Posted by Thomas Murphy on 11/4/2012

Is a condominium right for you? The market has been steadily rising for the past few years but condo living may not be for everyone. Condo buyers typically fall into three categories: -First-time buyers -Second home or vacation home owners -Retirees looking for a low-maintenance alternative Under the right set of circumstances a condominium can be a great purchase. Before you run out and shop for condos you have to be comfortable living with rules and restrictions, and in close proximity to others. There are different types of condominiums. They can take the form of apartment-style complexes, townhouses or converted multi-family dwellings. Most condominiums have common areas, such as stairwells, dividing and outer walls, fitness centers, pools, walking paths and gardens. These common areas are under shared ownership. Each unit owner holds an interest in these spaces. Because space is shared there needs to a way to manage the maintenance, repair and costs of these common areas. To deal with that and other issues that involve space sharing every condo development has a condominium association. The association is typically elected by condo owners and makes communal decisions in the interest of the community. When you find a condominium you are interested in you will want to inquire about the association: Some questions you may want to ask are:

  • Does the association maintain reserve of funds to pay for unexpected and potentially expensive repairs? If so, how much is in reserve and how is it managed?
  • Has the association maintained the building in good repair? Are there currently or any planned special assessments?
  • Does the association have plans to add any facilities, such as a swimming pool or gym, in the near future?
  • Does the development have any pending legal actions? Are there any disputes between owners, with developers or with the association that you should know about?

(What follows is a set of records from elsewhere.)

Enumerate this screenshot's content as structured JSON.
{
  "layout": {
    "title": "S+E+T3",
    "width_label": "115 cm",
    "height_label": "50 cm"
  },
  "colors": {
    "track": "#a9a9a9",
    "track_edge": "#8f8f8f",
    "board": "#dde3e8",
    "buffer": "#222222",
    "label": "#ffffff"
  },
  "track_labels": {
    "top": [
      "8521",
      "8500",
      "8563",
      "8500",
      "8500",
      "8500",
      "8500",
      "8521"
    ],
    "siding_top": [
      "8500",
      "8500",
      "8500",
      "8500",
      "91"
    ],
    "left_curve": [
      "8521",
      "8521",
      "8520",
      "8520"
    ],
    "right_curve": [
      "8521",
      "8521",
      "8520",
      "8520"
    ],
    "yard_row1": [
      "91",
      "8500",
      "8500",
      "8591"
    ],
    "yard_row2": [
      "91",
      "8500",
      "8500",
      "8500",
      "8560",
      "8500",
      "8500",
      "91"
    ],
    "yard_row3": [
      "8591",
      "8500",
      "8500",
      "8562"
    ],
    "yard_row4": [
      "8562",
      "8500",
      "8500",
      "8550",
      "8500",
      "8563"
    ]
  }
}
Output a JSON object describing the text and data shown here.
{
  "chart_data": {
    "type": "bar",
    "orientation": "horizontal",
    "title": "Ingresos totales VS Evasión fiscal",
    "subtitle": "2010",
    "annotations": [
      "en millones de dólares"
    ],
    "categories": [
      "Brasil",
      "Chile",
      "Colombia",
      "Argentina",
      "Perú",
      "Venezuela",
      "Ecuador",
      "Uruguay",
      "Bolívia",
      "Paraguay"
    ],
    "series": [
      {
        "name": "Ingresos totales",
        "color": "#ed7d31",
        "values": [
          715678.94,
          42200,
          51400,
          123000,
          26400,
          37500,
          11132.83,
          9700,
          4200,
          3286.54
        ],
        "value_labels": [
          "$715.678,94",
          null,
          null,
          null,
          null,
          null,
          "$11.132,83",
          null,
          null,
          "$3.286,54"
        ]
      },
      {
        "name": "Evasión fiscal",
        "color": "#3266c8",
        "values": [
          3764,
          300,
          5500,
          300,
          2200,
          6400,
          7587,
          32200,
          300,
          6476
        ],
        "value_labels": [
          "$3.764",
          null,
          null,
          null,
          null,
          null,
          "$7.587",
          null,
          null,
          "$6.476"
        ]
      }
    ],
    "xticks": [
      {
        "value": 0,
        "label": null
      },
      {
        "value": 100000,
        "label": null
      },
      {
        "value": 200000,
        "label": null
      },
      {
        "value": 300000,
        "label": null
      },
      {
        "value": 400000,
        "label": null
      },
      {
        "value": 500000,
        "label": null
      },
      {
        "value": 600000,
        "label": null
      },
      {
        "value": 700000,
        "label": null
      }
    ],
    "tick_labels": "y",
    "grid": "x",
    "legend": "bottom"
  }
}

  • Buying a condo also comes with costs some are similar to a single family home purchase while others are condo specific. These costs include:
    • Down payment, mortgage and property tax
    • Condo fees, otherwise known as maintenance fees. Condo fees are paid by every resident to help with the maintenance of the building, pay the salaries of groundskeepers, concierges or handymen, and provide luxury facilities such as a pool, gym or rooftop garden. Condo fees are paid monthly and are subject to change. The condominium association budgets and determines the condo fees for all units. Condo fees are typically determined by the size of your unit, how many units are currently occupied, and the projected expenses for building maintenance and repair.
    • Special assessment fees. These fees may be requested when an unexpected repair or planned modification exceeds the cost of the condo fees collected
    • One of the most important considerations is to determine if you can live with the condominium rules or covenants. The rules vary from one condo development to another. Some condominiums may impose restrictions on pet ownership, noise levels, remodeling projects, and renting. Always read the condo rules and regulations to make sure that you are comfortable with them before you make a commitment to purchase.